Davega Stores was a consumer durables, appliance, sporting goods, and apparel chain which operated 27 stores in the metropolitan New York City area in 1954.

The business was founded by I. Davega in 1879 at Third Avenue and 34th Street. H. M. Stein was the company's president in the mid-1950s. Its vice-president was Abram Davega, son of I. Davega. The firm was a division of the Atlas Stores Corporation.

Among the products sold by the retailer were televisions, radios, and baseball board games. The Kolster Radio Corporation signed an agreement with Davega Stores in late 1928, representing a significant addition to the retail outlets of the radio merchandise dealer. In 1936, Davega became a principal stockholder of Majestic Radio & Television.

==Business history==

Davega Stores' 14th location opened at 166-07 Jamaica Avenue in Jamaica, Queens, in November 1928. Their 27th store opened at 924 Flatbush Avenue, Brooklyn, in April 1932. By May 1953, there were 5 New Jersey locations (Hackensack, Jersey City, Newark, New Brunswick, and Paterson) and 10 New York locations (Manhattan, Astoria, Brooklyn, Flushing, Hempstead, Jamaica, Rego Park, White Plains, Syosset, and Yonkers).

In June 1953 the business announced a sharp increase in profit over the previous year which ended on March 31, 1952. Net income came to $118,998, amounting to 0.24 per common share. The firm's inventory increased by $143,000 over the previous year, with an inventory totaling $4,389,000. On December 16, 1953 Davega Stores' directors took no action on a common dividend, which had been 0.15, paid semiannually to shareholders. A regular quarterly dividend of 0.25 on 5 per cent preferred stock was declared, payable on January 2, 1954. In May 1954 the firm was generating $25,000,000 in annual revenue.

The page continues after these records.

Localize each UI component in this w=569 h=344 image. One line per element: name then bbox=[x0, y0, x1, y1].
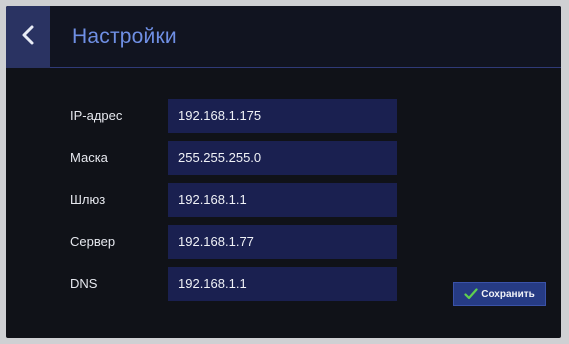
header-divider bbox=[50, 67, 561, 68]
dns-label: DNS bbox=[70, 276, 98, 291]
ip-address-row: IP-адрес bbox=[6, 99, 561, 133]
server-label: Сервер bbox=[70, 234, 116, 249]
save-button-label: Сохранить bbox=[481, 288, 535, 300]
page-title: Настройки bbox=[72, 25, 177, 48]
checkmark-icon bbox=[464, 288, 478, 300]
back-button[interactable] bbox=[6, 6, 50, 68]
gateway-label: Шлюз bbox=[70, 192, 106, 207]
ip-address-label: IP-адрес bbox=[70, 108, 123, 123]
header-bar: Настройки bbox=[6, 6, 561, 68]
settings-screen: Настройки IP-адрес Маска Шлюз Сервер DNS bbox=[6, 6, 561, 338]
gateway-field[interactable] bbox=[168, 183, 397, 217]
mask-field[interactable] bbox=[168, 141, 397, 175]
server-field[interactable] bbox=[168, 225, 397, 259]
ip-address-field[interactable] bbox=[168, 99, 397, 133]
device-frame: Настройки IP-адрес Маска Шлюз Сервер DNS bbox=[0, 0, 569, 344]
save-button[interactable]: Сохранить bbox=[453, 282, 546, 306]
gateway-row: Шлюз bbox=[6, 183, 561, 217]
mask-row: Маска bbox=[6, 141, 561, 175]
server-row: Сервер bbox=[6, 225, 561, 259]
dns-field[interactable] bbox=[168, 267, 397, 301]
chevron-left-icon bbox=[21, 24, 35, 51]
mask-label: Маска bbox=[70, 150, 108, 165]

In April 1954, Davega Stores employed large newspaper space and window displays in marketing Line Drive, a baseball game manufactured by
Lord & Freber of Los Angeles, California. The product tested players team-managing ability and playing style.

The corporation opened a new store at 152 West 42nd Street, in the Times Square area, on November 6, 1954. On opening day the store offered bargains like a $20 table radio for $0.98 and reconditioned television receivers for $7.95. It remained open all night the first day of business and until twelve midnight the following day.

==Bankruptcy==

A federal court ordered Davega Stores into straight bankruptcy in April 1963, when its court-appointed trustee could not formulate a reorganization plan under which the chain could pay its debts. Eight of its stores were acquired by Henry Modell & Co. (parent company of today's Modell's Sporting Goods), which submitted a winning bid of $311,000 in an April 1963 auction. Henry Modell was the president of the newly formed Modell's Davega, Inc., which combined eight Davega Stores with its four discount locations. The headquarters of the new business was moved to Davega's store in the Commodore Hotel.